The cases $k=1$ and $k=2$ can be checked readily, we focus only on $k\ge 3$. Consider a random function. Let $X$ be the number of cycles it contains, and let $X_i$ be the number of cycles it contains of length $i$. Note that we have \[ \mathbb E[X_i] = \binom{n}{i} \frac {(i-1)! (n-i)!}{n!}=\frac 1i,\]since there are $\tbinom ni$ possible cycles of length $i$, of which the probability it is present in the function is as described above. And so \begin{align*} \mathbb E[X]&=\mathbb E[X_1]+\mathbb E[X_2] +\cdots + \mathbb E[X_n]\\ &= \frac 11 + \frac 12+\frac 13 + \frac 14 + \frac 15 +\cdots + \frac 1{2^k}\\ &< \frac 11 + \frac 12 + \frac 12 + \frac 14 + \frac 14 + \cdots + \frac 1{2^k} +\left (\frac 13-\frac 12\right)\\ &= k + \frac 1{2^k}-\frac 16\\ &< k. \end{align*}And now by Markov's inequality \[ \mathrm P (X\ge 2k) \le \frac{\mathbb E[X]}{2k}<\frac 12,\]as desired.

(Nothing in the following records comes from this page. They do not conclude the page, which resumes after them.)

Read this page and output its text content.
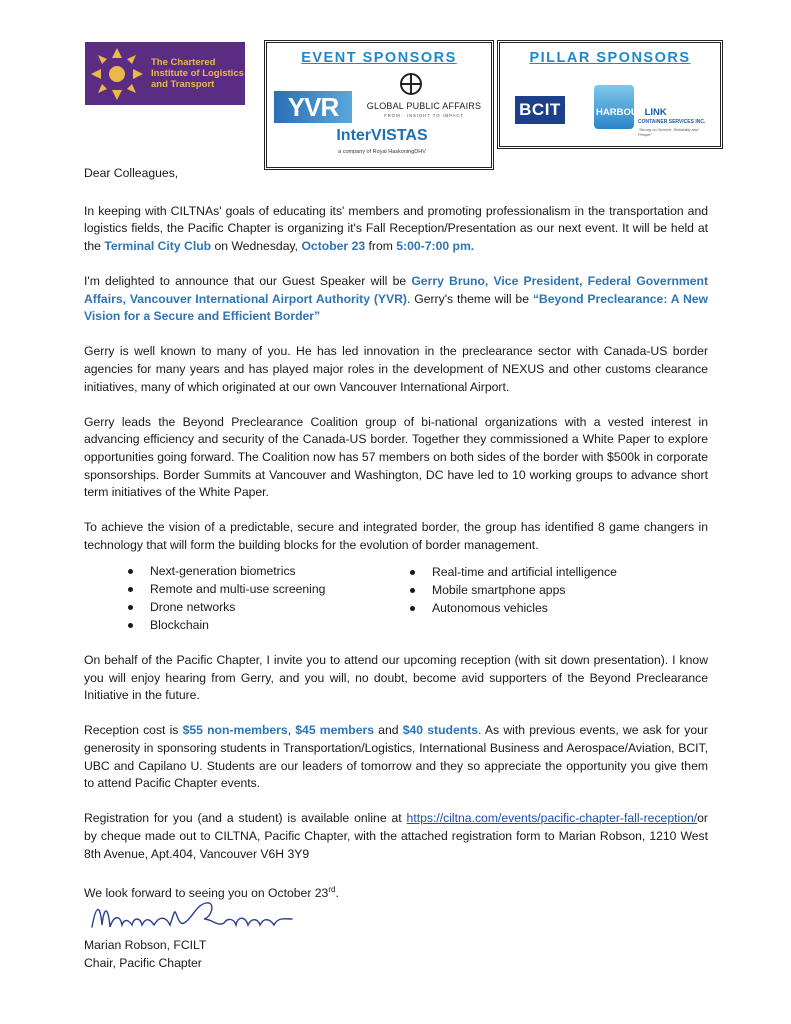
The Chartered
Institute of Logistics
and Transport
EVENT SPONSORS
YVR	GLOBAL PUBLIC AFFAIRS
FROM · INSIGHT TO IMPACT
InterVISTAS
a company of Royal HaskoningDHV
PILLAR SPONSORS
BCIT	HARBOURLINK
CONTAINER SERVICES INC.
"Strong on Service, Reliability and People"

Dear Colleagues,

In keeping with CILTNAs' goals of educating its' members and promoting professionalism in the transportation and logistics fields, the Pacific Chapter is organizing it's Fall Reception/Presentation as our next event. It will be held at the Terminal City Club on Wednesday, October 23 from 5:00-7:00 pm.

I'm delighted to announce that our Guest Speaker will be Gerry Bruno, Vice President, Federal Government Affairs, Vancouver International Airport Authority (YVR). Gerry's theme will be “Beyond Preclearance: A New Vision for a Secure and Efficient Border”

Gerry is well known to many of you. He has led innovation in the preclearance sector with Canada-US border agencies for many years and has played major roles in the development of NEXUS and other customs clearance initiatives, many of which originated at our own Vancouver International Airport.

Gerry leads the Beyond Preclearance Coalition group of bi-national organizations with a vested interest in advancing efficiency and security of the Canada-US border. Together they commissioned a White Paper to explore opportunities going forward. The Coalition now has 57 members on both sides of the border with $500k in corporate sponsorships. Border Summits at Vancouver and Washington, DC have led to 10 working groups to advance short term initiatives of the White Paper.

To achieve the vision of a predictable, secure and integrated border, the group has identified 8 game changers in technology that will form the building blocks for the evolution of border management.

Next-generation biometrics
Remote and multi-use screening
Drone networks
Blockchain
Real-time and artificial intelligence
Mobile smartphone apps
Autonomous vehicles

On behalf of the Pacific Chapter, I invite you to attend our upcoming reception (with sit down presentation). I know you will enjoy hearing from Gerry, and you will, no doubt, become avid supporters of the Beyond Preclearance Initiative in the future.

Reception cost is $55 non-members, $45 members and $40 students. As with previous events, we ask for your generosity in sponsoring students in Transportation/Logistics, International Business and Aerospace/Aviation, BCIT, UBC and Capilano U. Students are our leaders of tomorrow and they so appreciate the opportunity you give them to attend Pacific Chapter events.

Registration for you (and a student) is available online at https://ciltna.com/events/pacific-chapter-fall-reception/or by cheque made out to CILTNA, Pacific Chapter, with the attached registration form to Marian Robson, 1210 West 8th Avenue, Apt.404, Vancouver V6H 3Y9

We look forward to seeing you on October 23rd.

Marian Robson, FCILT
Chair, Pacific Chapter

asbodke wrote: The cases $k=1$ and $k=2$ can be checked readily, we focus only on $k\ge 3$. Consider a random function. Let $X$ be the number of cycles it contains, and let $X_i$ be the number of cycles it contains of length $i$. Note that we have \[ \mathbb E[X_i] = \binom{n}{i} \frac {(i-1)! (n-i)!}{n!}=\frac 1i,\]since there are $\tbinom ni$ possible cycles of length $i$, of which the probability it is present in the function is as described above. And so \begin{align*} \mathbb E[X]&=\mathbb E[X_1]+\mathbb E[X_2] +\cdots + \mathbb E[X_n]\\ &= \frac 11 + \frac 12+\frac 13 + \frac 14 + \frac 15 +\cdots + \frac 1{2^k}\\ &< \frac 11 + \frac 12 + \frac 12 + \frac 14 + \frac 14 + \cdots + \frac 1{2^k} +\left (\frac 13-\frac 12\right)\\ &= k + \frac 1{2^k}-\frac 16\\ &< k. \end{align*}And now by Markov's inequality \[ \mathrm P (X\ge 2k) \le \frac{\mathbb E[X]}{2k}<\frac 12,\]as desired. Nice one! This is exactly how a came up with this problem.